The controversy developed in 2010, when school officials ordered students not to wear U.S. flag-themed shirts on the Mexican holiday. The ban has been upheld by a federal appeals court.
The controversy brought a small group of protesters out Monday, and the community reacted immediately.
“What’s wrong with these white people holding up American flags in Morgan hill??? Racist a–holes,” wrote Gia Lee in a feed monitored by Twitchy.
The report also noted the school superintendent was confirming that students wearing American flag-themed shirts on Monday “won’t be kicked out.”
“Read that sentence again and then cringe at the fact that had to be said in the United States,” the Twitchy report said.

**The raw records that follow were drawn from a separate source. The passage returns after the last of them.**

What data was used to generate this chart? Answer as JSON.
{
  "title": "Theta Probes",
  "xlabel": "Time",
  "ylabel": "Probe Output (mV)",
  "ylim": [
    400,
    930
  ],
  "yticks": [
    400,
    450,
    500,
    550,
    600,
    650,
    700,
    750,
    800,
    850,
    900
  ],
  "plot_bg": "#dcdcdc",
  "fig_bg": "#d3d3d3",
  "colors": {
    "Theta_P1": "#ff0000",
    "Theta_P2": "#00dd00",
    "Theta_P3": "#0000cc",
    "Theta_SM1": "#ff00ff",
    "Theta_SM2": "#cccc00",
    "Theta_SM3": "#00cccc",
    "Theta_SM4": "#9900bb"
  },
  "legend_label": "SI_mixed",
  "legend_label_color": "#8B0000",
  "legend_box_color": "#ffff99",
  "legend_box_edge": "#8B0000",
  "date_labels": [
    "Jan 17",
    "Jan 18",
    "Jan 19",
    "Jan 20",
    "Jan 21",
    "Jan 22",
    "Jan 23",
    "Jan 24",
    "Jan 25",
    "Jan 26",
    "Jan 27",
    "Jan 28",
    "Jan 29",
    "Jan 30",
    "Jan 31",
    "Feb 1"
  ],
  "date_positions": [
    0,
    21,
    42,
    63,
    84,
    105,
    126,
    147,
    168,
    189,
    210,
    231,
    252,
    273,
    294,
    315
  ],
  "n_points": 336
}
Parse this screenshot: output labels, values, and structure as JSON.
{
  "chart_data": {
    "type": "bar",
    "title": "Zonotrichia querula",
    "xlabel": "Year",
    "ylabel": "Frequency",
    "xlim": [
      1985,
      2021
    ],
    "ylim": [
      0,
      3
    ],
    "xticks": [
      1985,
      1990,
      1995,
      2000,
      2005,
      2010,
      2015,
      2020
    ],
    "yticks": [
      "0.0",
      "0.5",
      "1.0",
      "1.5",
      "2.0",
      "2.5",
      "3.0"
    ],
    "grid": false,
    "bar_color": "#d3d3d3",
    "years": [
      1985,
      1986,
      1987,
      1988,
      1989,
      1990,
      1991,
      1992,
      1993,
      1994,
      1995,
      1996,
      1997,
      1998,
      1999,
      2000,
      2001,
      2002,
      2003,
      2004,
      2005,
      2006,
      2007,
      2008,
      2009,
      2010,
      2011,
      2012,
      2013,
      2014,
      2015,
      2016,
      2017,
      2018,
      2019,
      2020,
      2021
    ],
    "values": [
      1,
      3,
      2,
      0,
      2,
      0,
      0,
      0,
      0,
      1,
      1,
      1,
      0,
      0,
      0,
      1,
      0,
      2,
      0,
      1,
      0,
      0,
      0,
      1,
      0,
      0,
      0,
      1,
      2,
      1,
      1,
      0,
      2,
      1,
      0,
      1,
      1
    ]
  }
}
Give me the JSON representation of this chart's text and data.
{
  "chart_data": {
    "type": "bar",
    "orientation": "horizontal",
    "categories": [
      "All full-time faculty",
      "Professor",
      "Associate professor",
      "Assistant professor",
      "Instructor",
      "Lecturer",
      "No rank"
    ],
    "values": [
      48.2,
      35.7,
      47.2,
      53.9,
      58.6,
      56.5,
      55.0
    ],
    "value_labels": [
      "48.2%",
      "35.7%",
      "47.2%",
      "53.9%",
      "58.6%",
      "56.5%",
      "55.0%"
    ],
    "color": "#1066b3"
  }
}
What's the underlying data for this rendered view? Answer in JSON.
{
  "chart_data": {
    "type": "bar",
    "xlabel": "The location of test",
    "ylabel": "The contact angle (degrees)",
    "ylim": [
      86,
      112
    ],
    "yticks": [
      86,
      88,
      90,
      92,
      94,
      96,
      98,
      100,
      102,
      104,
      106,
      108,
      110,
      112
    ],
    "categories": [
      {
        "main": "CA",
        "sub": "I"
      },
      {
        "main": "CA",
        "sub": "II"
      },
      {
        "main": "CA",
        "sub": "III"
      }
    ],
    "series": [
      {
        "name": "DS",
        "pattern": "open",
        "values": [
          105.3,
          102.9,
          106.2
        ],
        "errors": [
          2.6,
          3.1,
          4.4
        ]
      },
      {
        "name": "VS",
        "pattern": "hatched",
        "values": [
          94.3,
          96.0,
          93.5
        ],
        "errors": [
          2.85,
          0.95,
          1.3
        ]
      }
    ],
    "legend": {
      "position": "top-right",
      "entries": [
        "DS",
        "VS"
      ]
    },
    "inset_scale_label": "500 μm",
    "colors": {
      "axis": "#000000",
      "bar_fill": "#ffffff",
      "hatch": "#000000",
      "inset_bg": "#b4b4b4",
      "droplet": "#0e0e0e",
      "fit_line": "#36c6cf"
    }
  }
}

The San Francisco Chronicle reported a group called Gilroy-Morgan Hill Patriots stood in front of Live Oak High School for about an hour waving American flags.
The protest followed the decision earlier this year by the 9th Circuit Court of Appeals that school officials, in a dispute four years ago, were right to suspend the First Amendment rights of students who wanted to wear U.S. flag-themed shirts on Cinco de Mayo.
Mexican students allegedly had threatened violence because of the shirts, and school officials, consequently, suspended the right of other students to wear Old Glory.
Twitchy caught Davey D blasting the patriots: “Shout out to the racist a– adults, so-called patriots who are posted up at Live Oak HS in Morgan Hill protesting Cinco de Mayo #idiots.”
“The Gilroy Morgan Hill Patriots … what a bunch of racist d–k-heads!! I think they may be part owners of the LA Clippers. #racist,” wrote Jorge P. Gonzalez.
“Hey folks in Morgan Hill. You have some racist neighbors. You need to check those tea party a–holes,” said Al_Bondigas.
“F— your American flag. Racist as f—s. I’ll always have pride with my Mexican flag but not the American one,” wrote Ivan Mora.
KPIX-TV in San Francisco reported the high school built a chain-link fence to keep the tea-party group from “disrupting classes.”
“Usually when you put up a fence, it’s a barrier. And, we interpret it as a barrier to keep out the First Amendment,” Georgine Scott-Codiga, president of the Gilroy-Morgan Hill Patriots, told the station.
“I don’t believe there’s any need in America to suppress a national symbol of patriotism and freedom.”